"Thank you! Oh! thank you! That is all I want. I mean to do the right thing, but I'm only a poor, weak boy, and he wants me to do a man's work. I don't get enough to eat to make me strong. Oh! I've been wishing I could die, but now, somehow, I feel different. If you could only take me away from him. He beats me, and I'm awful sore!" he exclaimed.

"That's all right, Jed. Don't worry any more about it. We're going to stand back of you after this," said Jerry soothingly.

"But he's somewhere up here, looking for me. I saw him only to-day, and his big foreman, too. They carried blacksnake whips, the kind that cuts so bad. They will come here and take me away, and laugh at you, no matter what you say. Give me something to eat, and let me run away into the mountains, even if I starve to death."

Bluff laughed aloud.

"Oh, they will, eh? Well, let 'em try it. They'll find that two can play at a game like that, and that guns are much better to win with than whips," and he pointed to his beloved weapon as he spoke.
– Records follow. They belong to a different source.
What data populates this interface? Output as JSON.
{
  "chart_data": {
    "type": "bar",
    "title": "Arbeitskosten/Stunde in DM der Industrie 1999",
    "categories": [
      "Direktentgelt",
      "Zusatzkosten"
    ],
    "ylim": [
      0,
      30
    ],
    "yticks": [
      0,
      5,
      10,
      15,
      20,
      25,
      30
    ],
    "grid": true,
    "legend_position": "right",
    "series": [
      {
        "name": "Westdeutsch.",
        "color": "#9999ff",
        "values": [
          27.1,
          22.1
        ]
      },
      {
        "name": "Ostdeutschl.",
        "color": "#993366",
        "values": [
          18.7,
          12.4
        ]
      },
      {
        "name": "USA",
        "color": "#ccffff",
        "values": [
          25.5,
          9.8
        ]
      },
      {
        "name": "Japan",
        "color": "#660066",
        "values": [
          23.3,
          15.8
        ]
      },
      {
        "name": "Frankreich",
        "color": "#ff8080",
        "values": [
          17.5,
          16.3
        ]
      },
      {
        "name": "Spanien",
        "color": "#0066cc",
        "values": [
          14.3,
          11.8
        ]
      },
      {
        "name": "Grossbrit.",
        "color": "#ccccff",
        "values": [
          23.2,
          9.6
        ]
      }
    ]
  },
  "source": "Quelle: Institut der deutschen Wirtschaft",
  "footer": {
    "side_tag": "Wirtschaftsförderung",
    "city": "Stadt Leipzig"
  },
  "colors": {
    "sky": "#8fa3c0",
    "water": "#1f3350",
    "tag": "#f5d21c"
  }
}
"Well, supper's ready, so sit around here, boys. Excuse me if I help our unexpected company first," observed Jerry, heaping a pannikin with some stew, and placing several slices of toast, already buttered, on top of this, after which he passed it along to the bound boy.

It was pleasure enough just to watch the look on his pinched face as he started to devour the appetizing food with the rapacity of a half-starved wolf.

"Bluff, get your gun and keep it across your knees. Sometimes kettles have a strange habit of vanishing just when you are expecting to enjoy the contents. This seems to be a bewitched country in that respect. Sticks poke out from behind tree trunks and spear your loaf of bread right before your eyes. We don't want to have those sort of tricks played on us any more, if we can help it, you know."

"Right you are, governor," said Bluff, only too glad to be appointed guardian of the feast by Frank; and the way in which he dragged his firearm toward him was satisfactory evidence that he would be faithful to his trust.

But there was no interruption to the feast. The boy ate until he astonished his hosts by his capacity for holding food. Finally all were satisfied, and they sat around the fire to consider what should be done in the matter.